The initial entry was often gained using a “SQL injection attack,” the authorities said. SQL, or Structured Query Language, is a type of programming language designed to manage data held in particular types of databases; the hackers allegedly identified vulnerabilities in SQL databases and used those vulnerabilities to infiltrate a computer network. Once the network was infiltrated, the defendants placed malicious code, or malware, on the system. This malware created a “back door,” leaving the system vulnerable and helping the defendants maintain access to the network. In some cases, the defendants lost access to the system due to companies’ security efforts, but were able to regain access through persistent attacks.

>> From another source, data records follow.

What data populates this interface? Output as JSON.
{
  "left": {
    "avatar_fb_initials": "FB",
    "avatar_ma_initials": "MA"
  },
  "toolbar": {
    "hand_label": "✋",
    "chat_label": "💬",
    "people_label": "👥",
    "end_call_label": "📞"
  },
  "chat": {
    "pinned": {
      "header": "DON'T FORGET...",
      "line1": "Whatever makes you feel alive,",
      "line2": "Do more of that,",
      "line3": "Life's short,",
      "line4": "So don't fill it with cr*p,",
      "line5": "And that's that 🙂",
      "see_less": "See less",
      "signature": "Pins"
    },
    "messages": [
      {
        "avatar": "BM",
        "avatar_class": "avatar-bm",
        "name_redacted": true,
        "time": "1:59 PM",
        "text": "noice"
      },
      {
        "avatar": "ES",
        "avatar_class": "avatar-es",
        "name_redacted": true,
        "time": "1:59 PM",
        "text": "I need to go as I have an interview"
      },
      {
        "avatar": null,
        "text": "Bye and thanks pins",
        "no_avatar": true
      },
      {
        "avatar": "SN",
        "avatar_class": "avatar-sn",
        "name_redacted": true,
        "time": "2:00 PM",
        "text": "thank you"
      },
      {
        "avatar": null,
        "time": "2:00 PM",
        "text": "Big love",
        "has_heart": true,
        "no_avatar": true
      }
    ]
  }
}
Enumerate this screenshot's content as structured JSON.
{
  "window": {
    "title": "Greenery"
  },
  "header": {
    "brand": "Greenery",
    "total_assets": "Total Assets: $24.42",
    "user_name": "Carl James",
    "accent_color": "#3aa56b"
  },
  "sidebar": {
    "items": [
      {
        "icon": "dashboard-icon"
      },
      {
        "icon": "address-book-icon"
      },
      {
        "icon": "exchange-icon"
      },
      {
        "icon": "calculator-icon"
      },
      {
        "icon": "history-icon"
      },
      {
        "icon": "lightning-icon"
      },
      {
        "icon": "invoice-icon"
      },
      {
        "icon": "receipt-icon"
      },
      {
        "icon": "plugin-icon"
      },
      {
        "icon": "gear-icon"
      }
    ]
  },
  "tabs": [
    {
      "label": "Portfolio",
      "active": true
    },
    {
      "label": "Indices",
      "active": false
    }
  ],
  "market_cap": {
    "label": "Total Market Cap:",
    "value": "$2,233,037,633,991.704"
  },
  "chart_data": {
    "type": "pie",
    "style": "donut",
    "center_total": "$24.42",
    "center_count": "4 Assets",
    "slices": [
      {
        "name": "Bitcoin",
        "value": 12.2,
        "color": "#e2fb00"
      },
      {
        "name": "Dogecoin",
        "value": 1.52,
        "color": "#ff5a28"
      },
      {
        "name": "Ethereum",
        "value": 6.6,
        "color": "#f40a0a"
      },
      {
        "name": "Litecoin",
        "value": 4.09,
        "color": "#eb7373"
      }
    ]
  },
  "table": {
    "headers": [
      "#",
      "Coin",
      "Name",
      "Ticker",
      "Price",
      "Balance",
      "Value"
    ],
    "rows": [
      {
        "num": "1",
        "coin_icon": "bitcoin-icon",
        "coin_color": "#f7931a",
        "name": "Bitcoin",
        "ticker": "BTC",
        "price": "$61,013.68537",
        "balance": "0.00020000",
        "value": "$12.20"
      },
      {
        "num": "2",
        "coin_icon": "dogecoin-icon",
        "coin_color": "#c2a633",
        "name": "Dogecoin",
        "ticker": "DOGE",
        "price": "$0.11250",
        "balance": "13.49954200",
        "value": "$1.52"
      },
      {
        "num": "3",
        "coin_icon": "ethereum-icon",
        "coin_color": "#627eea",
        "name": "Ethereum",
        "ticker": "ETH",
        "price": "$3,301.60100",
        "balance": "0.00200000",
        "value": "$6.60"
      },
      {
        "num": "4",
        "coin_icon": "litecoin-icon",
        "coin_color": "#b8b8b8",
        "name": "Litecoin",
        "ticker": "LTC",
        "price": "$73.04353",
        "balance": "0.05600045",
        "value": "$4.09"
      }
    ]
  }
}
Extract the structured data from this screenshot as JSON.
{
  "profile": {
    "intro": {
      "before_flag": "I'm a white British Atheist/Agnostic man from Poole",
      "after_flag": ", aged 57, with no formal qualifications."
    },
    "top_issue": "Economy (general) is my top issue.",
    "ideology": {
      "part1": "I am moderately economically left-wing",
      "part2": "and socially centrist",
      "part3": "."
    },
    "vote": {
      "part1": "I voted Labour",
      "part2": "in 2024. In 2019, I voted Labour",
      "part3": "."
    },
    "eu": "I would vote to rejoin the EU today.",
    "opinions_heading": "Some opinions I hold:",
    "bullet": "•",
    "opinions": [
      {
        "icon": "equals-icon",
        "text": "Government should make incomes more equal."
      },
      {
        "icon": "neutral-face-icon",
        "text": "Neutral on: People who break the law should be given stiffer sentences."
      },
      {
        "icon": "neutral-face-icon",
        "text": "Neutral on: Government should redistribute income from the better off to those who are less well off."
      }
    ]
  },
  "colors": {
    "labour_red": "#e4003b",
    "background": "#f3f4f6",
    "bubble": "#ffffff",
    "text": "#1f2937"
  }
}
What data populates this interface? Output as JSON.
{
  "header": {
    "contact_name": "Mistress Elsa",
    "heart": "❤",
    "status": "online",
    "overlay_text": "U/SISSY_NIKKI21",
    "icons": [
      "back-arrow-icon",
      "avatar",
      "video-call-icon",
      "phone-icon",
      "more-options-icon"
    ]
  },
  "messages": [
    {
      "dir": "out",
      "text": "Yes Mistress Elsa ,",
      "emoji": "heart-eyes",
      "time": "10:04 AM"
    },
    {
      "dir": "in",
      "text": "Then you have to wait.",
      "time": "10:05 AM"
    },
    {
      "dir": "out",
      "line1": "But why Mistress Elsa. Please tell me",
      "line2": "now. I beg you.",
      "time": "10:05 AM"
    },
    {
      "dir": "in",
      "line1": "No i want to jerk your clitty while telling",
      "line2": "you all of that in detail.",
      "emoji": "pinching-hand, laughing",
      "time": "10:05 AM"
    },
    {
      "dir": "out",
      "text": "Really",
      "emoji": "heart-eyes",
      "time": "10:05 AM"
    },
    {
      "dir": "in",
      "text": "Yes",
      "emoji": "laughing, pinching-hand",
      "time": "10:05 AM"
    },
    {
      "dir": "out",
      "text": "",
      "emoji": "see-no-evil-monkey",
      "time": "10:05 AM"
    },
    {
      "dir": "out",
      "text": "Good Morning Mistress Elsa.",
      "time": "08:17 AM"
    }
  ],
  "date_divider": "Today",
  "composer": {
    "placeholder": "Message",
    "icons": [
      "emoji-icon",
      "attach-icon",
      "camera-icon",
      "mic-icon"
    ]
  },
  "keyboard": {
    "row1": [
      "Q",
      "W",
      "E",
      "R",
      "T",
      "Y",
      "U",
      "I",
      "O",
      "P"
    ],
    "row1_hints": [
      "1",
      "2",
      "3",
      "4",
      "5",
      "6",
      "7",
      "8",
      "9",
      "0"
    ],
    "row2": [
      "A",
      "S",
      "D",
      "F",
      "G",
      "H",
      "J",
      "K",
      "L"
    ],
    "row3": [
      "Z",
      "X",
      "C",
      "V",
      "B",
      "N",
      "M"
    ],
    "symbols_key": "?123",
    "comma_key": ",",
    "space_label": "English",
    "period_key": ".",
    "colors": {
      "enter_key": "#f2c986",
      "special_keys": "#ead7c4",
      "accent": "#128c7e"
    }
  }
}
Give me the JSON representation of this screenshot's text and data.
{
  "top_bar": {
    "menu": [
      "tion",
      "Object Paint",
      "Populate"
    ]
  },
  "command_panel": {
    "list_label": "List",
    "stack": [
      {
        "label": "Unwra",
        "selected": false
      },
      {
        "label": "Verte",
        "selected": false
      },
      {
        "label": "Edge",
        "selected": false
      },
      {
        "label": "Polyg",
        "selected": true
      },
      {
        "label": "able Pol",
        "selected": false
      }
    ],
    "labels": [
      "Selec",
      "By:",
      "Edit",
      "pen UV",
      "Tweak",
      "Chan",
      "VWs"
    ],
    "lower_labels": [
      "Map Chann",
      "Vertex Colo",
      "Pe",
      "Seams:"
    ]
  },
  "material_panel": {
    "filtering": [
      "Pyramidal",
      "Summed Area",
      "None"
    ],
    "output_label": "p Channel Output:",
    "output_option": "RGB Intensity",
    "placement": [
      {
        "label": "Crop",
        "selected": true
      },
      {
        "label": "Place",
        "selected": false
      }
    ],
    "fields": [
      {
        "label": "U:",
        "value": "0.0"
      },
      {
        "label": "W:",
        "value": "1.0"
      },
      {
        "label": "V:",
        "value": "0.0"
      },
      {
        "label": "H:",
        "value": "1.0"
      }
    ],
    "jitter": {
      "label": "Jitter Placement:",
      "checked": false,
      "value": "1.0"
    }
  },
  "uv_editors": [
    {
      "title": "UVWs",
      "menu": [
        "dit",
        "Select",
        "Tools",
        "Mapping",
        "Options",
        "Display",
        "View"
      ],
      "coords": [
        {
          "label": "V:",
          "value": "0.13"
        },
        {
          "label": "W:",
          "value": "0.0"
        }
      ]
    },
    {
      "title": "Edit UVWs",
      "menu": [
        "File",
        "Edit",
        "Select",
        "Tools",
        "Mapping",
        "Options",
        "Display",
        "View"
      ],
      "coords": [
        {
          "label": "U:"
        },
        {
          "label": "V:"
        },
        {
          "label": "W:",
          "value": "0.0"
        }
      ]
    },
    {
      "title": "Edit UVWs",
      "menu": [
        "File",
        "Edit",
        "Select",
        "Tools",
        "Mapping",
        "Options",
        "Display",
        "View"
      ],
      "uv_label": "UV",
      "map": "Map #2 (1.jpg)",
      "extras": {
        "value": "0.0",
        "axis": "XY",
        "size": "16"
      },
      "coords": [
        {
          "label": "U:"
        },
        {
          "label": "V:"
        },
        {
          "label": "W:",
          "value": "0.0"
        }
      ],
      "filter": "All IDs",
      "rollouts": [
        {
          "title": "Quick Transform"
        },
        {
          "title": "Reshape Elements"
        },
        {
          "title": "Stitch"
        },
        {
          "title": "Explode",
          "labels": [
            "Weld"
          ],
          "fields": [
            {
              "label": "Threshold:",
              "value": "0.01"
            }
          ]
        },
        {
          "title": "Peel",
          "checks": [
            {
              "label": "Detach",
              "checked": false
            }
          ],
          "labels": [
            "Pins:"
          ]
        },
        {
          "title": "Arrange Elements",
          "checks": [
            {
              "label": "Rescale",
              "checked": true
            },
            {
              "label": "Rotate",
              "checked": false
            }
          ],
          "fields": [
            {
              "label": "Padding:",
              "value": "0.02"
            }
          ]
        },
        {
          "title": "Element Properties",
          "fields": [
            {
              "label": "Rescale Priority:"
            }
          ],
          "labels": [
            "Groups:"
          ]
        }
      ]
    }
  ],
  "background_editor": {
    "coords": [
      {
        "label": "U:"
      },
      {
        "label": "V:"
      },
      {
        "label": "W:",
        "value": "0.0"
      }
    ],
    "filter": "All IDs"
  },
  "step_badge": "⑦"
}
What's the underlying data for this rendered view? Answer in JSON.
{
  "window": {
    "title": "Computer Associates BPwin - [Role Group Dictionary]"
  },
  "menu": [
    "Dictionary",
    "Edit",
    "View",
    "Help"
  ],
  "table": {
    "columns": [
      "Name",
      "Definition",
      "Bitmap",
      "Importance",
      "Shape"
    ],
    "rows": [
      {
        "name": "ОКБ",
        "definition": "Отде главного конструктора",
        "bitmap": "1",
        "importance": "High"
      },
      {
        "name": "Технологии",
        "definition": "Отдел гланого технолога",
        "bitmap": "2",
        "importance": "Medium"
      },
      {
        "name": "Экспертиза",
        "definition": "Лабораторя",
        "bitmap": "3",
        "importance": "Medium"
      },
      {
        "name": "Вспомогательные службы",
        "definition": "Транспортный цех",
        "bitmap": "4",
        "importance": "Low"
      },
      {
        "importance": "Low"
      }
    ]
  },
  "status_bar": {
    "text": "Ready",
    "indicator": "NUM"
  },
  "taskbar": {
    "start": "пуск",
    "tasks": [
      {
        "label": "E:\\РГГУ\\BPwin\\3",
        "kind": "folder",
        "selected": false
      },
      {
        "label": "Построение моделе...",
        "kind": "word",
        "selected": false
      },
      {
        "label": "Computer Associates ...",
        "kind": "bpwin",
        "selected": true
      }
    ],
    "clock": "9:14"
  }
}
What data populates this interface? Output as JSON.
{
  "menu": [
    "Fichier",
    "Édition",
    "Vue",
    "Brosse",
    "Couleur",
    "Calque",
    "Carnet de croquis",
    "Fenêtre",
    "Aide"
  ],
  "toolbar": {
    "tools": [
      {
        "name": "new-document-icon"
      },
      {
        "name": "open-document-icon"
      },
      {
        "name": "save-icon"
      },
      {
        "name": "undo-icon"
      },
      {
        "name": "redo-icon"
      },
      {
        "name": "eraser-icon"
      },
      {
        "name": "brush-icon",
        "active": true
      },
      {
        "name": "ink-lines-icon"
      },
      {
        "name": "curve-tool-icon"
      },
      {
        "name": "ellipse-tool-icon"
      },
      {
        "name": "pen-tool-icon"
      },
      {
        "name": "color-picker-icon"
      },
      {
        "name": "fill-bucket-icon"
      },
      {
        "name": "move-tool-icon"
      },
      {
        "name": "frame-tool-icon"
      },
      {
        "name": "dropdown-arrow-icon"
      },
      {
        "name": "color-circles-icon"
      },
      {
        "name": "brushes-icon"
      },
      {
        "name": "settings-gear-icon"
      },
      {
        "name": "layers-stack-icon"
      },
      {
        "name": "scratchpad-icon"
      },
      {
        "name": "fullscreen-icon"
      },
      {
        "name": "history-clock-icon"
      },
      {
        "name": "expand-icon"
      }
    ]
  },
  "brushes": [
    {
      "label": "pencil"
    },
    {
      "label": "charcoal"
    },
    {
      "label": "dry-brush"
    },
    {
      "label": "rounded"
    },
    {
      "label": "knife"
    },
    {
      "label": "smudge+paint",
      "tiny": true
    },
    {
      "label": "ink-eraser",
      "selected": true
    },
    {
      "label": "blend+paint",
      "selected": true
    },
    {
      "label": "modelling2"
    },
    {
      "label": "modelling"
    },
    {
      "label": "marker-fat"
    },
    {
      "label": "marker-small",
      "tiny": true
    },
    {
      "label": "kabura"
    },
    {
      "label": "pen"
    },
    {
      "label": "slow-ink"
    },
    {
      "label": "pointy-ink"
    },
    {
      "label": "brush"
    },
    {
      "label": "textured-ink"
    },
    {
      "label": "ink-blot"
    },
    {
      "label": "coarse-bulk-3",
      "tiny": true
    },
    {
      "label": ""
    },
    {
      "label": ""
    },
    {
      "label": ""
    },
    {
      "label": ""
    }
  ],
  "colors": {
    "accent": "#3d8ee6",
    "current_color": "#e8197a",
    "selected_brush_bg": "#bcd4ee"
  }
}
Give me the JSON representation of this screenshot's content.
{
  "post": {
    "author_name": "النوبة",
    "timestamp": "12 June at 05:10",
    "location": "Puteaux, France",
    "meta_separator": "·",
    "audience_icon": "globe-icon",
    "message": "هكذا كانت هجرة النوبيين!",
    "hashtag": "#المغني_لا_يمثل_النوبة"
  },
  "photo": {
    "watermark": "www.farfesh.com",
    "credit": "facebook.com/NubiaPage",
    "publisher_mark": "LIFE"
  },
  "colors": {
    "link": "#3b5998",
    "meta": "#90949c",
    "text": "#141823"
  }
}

Read more: Retailers Account for Second-Most Data Breaches

Instant-message chats obtained by law enforcement reveal the defendants often targeted the victim companies for many months, waiting patiently as their efforts to bypass security were under way. The defendants had malware implanted in multiple companies’ servers for more than a year.

The authorities claim the defendants used their access to the networks to install “sniffers,” which were programs designed to identify, collect and steal data from the victims’ computer networks. The defendants then used an array of computers located around the world to store the stolen data and ultimately sell it to others.

After acquiring the card numbers and associated data – which they referred to as “dumps” – the conspirators allegedly sold it to resellers around the world. The buyers then sold the dumps through online forums or directly to individuals and organizations.